The flooding emergency in BC created a cascade of logistical and infrastructure challenges across the province.

Now, the Trans Mountain pipeline has been restarted on Sunday, December 5 after a precautionary shutdown following heavy rains and flooding on BC’s south coast.

The pipeline provides the Lower Mainland and Vancouver Island – which have been under gas restrictions for weeks – with fuel.

A safe shutdown of the pipeline happened in mid-November as historic weather hit the province. At the time, Trans Mountain said that to restart the pipeline, a “complete an assessment of the system in affected areas” would be required.

“Throughout the shutdown period, the pipeline remained safely in a static condition and there was no indication of any product release or serious damage to the pipe,” said Trans Mountain in a release on Saturday, December 4.

The investigation of the pipe’s integrity and accompanying geotechnical assessments have been completed and they’re ready to restart the line.

“Restarting the pipeline has required a significant, sustained effort to re-instate access lost due to damaged roads, changes in river flows, and adverse weather,” said Trans Mountain, who had crews working non-stop to clear roadways, build bridges, and manage watercourses to provide access and allow repairs to the pipeline.

The restart happened during the day on Sunday, December 5, with teams closely monitoring.
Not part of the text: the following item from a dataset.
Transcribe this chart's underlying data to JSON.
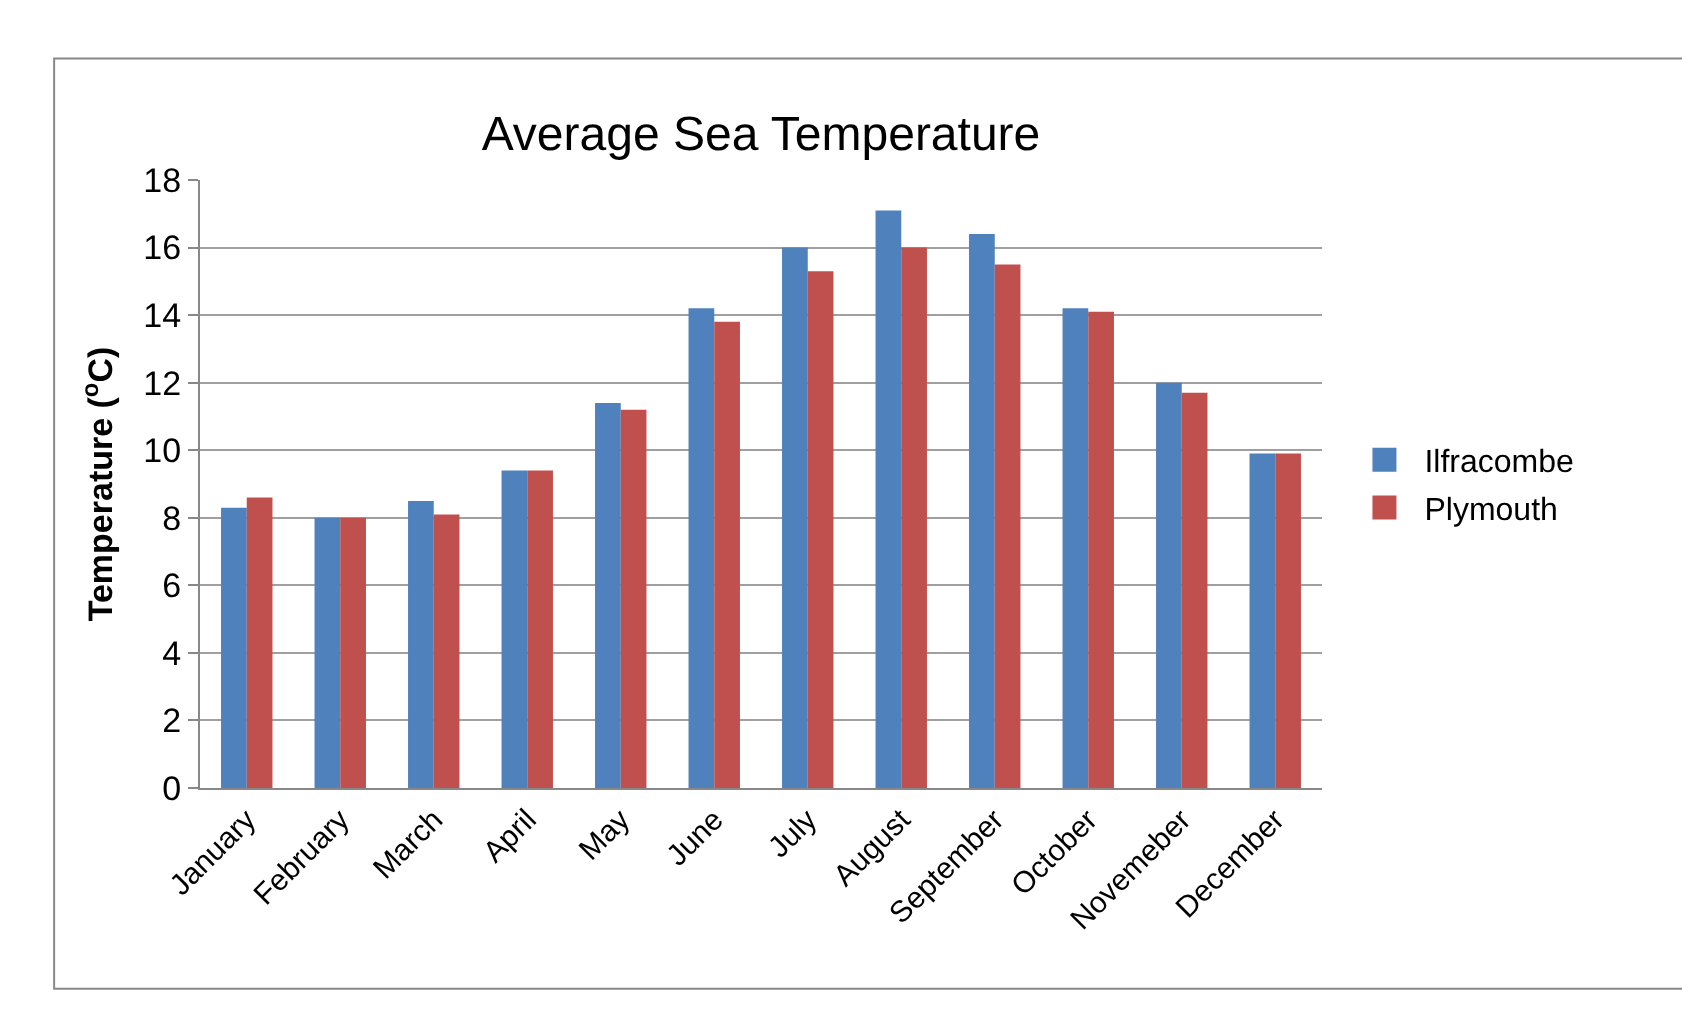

There were also emergency management teams and equipment on standby, and some areas have proactively deployed booms “in the unlikely event of a release,” said Trans Mountain.

The coming weeks will be busy for Trans Mountain with additional emergency work, inspections, armouring riverbanks, and adding ground cover to sections of the pipeline.

For the Lower Mainland, the restart could provide better access to fuel and lead to eased restrictions.